Specifically, 62 percent of Gen Z, 45 percent of millennials, 41 percent of women, and 49 percent of Americans making less than $50,000 a year believe their mental health has fallen to a fair or poor level. Among those who say they’re actively trying to improve their health during the pandemic, only one in three think they’re having success.
New Year’s Resolution: Get more sleep
Although things may seem bleak, the survey finds 89 percent of adults have attempted to improve their health over the last year. Most of that focus revolves around getting more sleep.
Heading into 2022, over a third of respondents say their sleep habits are something they need to work on over the next six months. Four in 10 Americans say they feel “well-rested” after waking up less than half of the time. Out of this group, more than half (56%) add they wake up feeling stressed out more than half the time.
This link between stress and sleep doesn’t end there. Two in five Americans report feeling stress more than half of the time, with 59 percent of this group also noting they don’t feel well-rested on a regular basis.
“A number of factors can aid getting a good night’s sleep,” says Dr. Nathan Price, CEO of Onegevity, a division of Thorne HealthTech, in a statement to StudyFinds.
“One of the biggest signals for sleep is when the temperature reaches a minimum, matching the rhythms of the outside world. Turning down the temperature before bed can make a huge difference in being able to fall and stay asleep. Also, getting out into the sunshine during the day and getting some exercise helps to set the body’s clock and makes it easier to get to sleep when the time comes.”
Another 54 percent say they’re also looking at socializing more to improve their health as communities reopen.
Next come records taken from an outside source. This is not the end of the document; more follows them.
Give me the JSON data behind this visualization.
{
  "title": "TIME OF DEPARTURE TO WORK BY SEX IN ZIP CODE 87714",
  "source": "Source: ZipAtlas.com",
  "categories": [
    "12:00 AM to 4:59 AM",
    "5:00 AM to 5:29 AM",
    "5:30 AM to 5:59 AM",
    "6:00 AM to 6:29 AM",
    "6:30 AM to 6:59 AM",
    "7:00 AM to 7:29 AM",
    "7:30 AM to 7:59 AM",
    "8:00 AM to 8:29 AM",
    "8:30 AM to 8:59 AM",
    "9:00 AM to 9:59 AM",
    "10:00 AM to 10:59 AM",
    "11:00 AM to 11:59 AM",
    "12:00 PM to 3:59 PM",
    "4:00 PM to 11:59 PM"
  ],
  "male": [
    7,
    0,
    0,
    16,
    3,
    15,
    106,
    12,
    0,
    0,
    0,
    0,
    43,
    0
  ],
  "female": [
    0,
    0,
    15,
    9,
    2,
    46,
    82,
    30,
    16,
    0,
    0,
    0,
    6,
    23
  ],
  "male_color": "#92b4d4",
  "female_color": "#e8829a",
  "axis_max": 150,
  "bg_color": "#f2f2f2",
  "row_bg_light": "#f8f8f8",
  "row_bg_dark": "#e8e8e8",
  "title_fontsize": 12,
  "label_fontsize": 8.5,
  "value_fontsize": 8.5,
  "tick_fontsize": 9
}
Nearly two in three millennials (64%) are trying to socialize more in order improve their health and nutrition.
“The most important elements to anyone’s health are a healthy diet and a robust and consistent exercise habit,” Dr. Price adds.
The ‘new normal’ needs a pick-me-up
Even as the world heads towards the post-pandemic era, new COVID variants and ongoing health mandates have most Americans fed up with the future. Just 42 percent say they have an optimistic view of post-COVID life. Only 28 percent say they’re excited about the idea of the “new normal.”
Specifically, the survey finds more Americans fear getting sick now than they did earlier in the year. Fear of COVID-19 variants (58%) is driving that — a 16-point increase from earlier in 2021. However, catching the common cold still worries 41 percent of respondents, a nine-percent jump from the June survey.
A lot of this frustration boils down to Americans feeling like they have no control over their lives. The poll finds more American adults feel they have less control over their sleep and stress levels now than they did four months ago. Millennials (40%), women (47%), and those making less than $50,000 (47%) were more likely to say this than other groups in the survey.
Among all adults, only half the poll (49%) believe they can control their stress and the same number also believe “they will always wake up feeling tired.”
“Improving energy comes down to the pillars of exercise and nutrition,” Dr. Price explains. “Key nutrients that can have a big impact on energy include the b-vitamins, and compounds such as nicotinamide ribosome (NR) provide increased levels of NAD+ in cells and can also contribute to more consistently high energy. This is particular true as we age, since NAD+ levels decline as we get older.”
Overall, the poll finds a quarter of adults have used dietary supplements to improve their health over the last year. Millennials are also twice as likely to try an at-home sleep and stress test than other adults.